Wednesday, December 22, 2004

Christmas

It's been said before, but... I think it's interesting to note that Christmas has become so divorced from its Christian roots and has become primarily a capitalist holiday. Sure, Christmas is still an important holiday in the Christian calendar and is duly celebrated by many faithful in memoriam of the birth of the prophet Yesu bin Yosef. But studying Christmas from a purely phenomenological perspective I think is very revealing. The majority of thought and effort related to Christmas regards the purchase of vast quantities of stuff--presents, food, decorations, music, and on and on. This is something that can be shared across cultural lines, anywhere the cult of materialism and work has taken hold. It is the most important, indeed the only important, holiday in the capitalist calendar, a time when lost revenues from a few days' vacation are more than compensated for by the orgy of consumption that has paved the way for this rest, which we all sorely need after the nerve-wracking experience of holiday shopping. (Especially if the 'we' in question is quite poor in the midst of all this largess.
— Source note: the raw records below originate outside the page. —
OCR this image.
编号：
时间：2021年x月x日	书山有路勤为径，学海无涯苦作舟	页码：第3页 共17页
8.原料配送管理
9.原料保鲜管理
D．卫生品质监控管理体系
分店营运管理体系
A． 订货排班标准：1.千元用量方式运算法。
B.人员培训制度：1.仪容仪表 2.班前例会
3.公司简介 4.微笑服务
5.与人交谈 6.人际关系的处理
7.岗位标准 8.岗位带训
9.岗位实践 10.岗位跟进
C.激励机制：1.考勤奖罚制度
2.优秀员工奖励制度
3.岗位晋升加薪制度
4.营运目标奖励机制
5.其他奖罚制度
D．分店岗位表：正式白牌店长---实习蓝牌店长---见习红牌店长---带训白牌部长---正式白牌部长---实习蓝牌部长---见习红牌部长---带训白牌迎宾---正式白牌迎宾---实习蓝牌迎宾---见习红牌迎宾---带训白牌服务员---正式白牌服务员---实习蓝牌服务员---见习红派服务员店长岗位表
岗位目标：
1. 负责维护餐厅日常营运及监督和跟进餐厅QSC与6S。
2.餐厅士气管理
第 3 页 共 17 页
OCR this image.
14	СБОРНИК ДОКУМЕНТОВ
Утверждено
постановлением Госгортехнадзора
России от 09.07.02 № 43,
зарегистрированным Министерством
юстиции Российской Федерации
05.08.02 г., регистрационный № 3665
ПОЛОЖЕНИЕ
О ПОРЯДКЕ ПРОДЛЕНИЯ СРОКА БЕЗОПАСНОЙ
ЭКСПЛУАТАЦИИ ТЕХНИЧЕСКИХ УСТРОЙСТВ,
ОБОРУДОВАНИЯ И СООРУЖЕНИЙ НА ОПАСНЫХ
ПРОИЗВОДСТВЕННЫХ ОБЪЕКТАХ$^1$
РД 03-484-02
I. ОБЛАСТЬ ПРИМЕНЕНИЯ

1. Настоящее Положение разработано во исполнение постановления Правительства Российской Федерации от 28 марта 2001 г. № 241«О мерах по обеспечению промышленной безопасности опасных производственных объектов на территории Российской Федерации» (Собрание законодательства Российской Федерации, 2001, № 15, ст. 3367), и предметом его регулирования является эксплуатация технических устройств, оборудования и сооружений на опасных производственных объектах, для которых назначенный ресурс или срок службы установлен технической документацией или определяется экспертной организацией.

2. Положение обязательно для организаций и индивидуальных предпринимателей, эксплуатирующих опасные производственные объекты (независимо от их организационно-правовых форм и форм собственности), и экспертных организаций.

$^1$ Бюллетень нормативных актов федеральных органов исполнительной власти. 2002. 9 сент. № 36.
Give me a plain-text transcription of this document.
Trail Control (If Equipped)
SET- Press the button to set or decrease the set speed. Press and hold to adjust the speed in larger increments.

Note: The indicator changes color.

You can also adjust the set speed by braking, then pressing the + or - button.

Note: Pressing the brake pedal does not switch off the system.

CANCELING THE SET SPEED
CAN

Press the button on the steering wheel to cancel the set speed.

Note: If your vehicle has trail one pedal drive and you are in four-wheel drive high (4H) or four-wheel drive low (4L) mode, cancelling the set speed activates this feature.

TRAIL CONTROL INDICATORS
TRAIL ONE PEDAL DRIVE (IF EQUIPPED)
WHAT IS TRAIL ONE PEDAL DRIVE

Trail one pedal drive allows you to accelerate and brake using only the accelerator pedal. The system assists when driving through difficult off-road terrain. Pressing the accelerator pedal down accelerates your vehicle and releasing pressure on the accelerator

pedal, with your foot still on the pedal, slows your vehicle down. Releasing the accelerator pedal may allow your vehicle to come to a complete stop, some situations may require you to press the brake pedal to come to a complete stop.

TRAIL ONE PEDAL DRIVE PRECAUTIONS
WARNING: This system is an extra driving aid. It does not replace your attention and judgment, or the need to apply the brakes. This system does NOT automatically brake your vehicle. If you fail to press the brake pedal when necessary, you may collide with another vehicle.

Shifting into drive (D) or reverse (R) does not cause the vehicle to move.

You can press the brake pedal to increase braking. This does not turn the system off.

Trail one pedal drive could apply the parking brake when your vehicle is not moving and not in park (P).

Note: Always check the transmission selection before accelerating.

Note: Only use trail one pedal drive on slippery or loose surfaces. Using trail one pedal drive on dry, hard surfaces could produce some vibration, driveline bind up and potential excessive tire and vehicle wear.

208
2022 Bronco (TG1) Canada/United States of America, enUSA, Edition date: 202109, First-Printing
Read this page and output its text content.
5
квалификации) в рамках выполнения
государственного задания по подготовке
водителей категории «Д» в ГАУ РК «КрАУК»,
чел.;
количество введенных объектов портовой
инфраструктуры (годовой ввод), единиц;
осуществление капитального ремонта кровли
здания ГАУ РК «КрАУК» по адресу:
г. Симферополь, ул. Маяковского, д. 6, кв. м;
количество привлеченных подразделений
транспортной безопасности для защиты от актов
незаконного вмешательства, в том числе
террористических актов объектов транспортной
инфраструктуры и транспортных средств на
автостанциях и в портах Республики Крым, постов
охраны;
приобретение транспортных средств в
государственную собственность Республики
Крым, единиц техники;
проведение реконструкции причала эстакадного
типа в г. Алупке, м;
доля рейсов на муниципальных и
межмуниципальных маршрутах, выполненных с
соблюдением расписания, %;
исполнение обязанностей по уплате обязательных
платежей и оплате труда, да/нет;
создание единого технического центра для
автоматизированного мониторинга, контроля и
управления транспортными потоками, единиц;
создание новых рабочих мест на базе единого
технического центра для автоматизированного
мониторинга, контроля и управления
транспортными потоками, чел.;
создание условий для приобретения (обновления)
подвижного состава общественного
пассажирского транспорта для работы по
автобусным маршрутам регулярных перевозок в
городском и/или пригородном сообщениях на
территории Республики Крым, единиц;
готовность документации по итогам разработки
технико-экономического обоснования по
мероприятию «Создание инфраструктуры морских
It takes an advanced soul, indeed, to not feel the bitterness of poverty in such circumstances.) Fat merchants chuckle over their fatter balance sheets as we rest atop the piles of junk we've dutifully purchased, loyal subjects. Every year they exhort us to buy more (must keep the economy growing!) and every year we faithfully obey. It is the only way the cult of materialism knows how to fete itself, by growing yet another appendage. We all participate and wonder at all of our things, these chimera of the natural world we neither need nor, after a few days or weeks, want. This is the only transcendence materialism can offer. And we love it. We are all rapt devotees, myself included. It may be sick, but what an illness!